Your objective for this part of the PA is to complete the unfinished functions in text_gen.py so that they correspond to the provided docstrings. You can use the unit tests in test_text_gen.py to help test your code. You will probably want to add helper functions as needed. You may use AI tools for this portion of the assignment.

Text generation based on unigrams just generates random words with a probability that is proportional to their frequency in the training text.

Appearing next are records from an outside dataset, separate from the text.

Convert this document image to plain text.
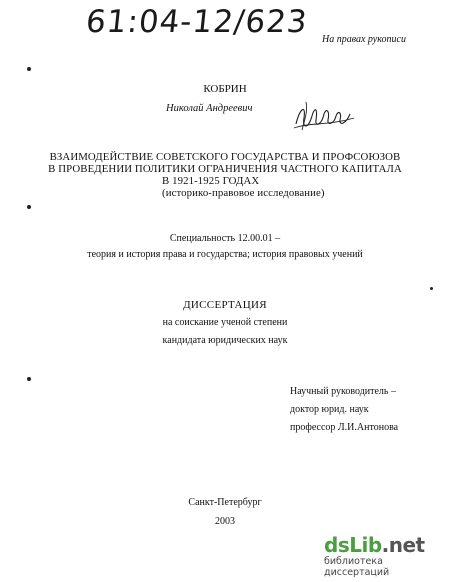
61:04-12/623 На правах рукописи
КОБРИН
Николай Андреевич
ВЗАИМОДЕЙСТВИЕ СОВЕТСКОГО ГОСУДАРСТВА И ПРОФСОЮЗОВ
В ПРОВЕДЕНИИ ПОЛИТИКИ ОГРАНИЧЕНИЯ ЧАСТНОГО КАПИТАЛА
В 1921-1925 ГОДАХ
(историко-правовое исследование)
Специальность 12.00.01 –
теория и история права и государства; история правовых учений
ДИССЕРТАЦИЯ
на соискание ученой степени
кандидата юридических наук
Научный руководитель –
доктор юрид. наук
профессор Л.И.Антонова
Санкт-Петербург
2003
dsLib.net
библиотека диссертаций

Once you’ve finished random_unigram_text you should be able to generate text sequences like the following from the frequencies obtained from huck.txt*.

tell shot up finn man if unloads on wonderful go know swear s myself no to good in and no home times a pick inside janeero s warn misunderstood sometimes sweat wouldn sakes and i away didn i as next furnish two the it put his dick take scared nor i on said we a was i blankets up poor bull him and asked what mary old and you that night en and comfortable all from and re it running we a lonesome but bible he up hitched a t a i telling says yarter hot call can if then

Text generated using bigrams and trigrams should look significantly more English-like.

Submission and Rubric

You should submit the completed versions of and IntroPython.ipynb, card.py and text_gen.py through Canvas by the deadline.

This project will be graded on the following scale:

IntroPython.ipynb 20%
card.py 20%
text_gen.py 50%
Code in card.py and text_gen.py more or less conforms to PEP8 10%

Keep in mind that testing does not prove the correctness of code. It is possible to write incorrect code that passes the provided unit tests. As always, it is your responsibility to ensure that your code functions correctly.


* This is the complete text of the Adventures of Huckleberry Finn by Mark Twain. Obtained from Project Gutenburg.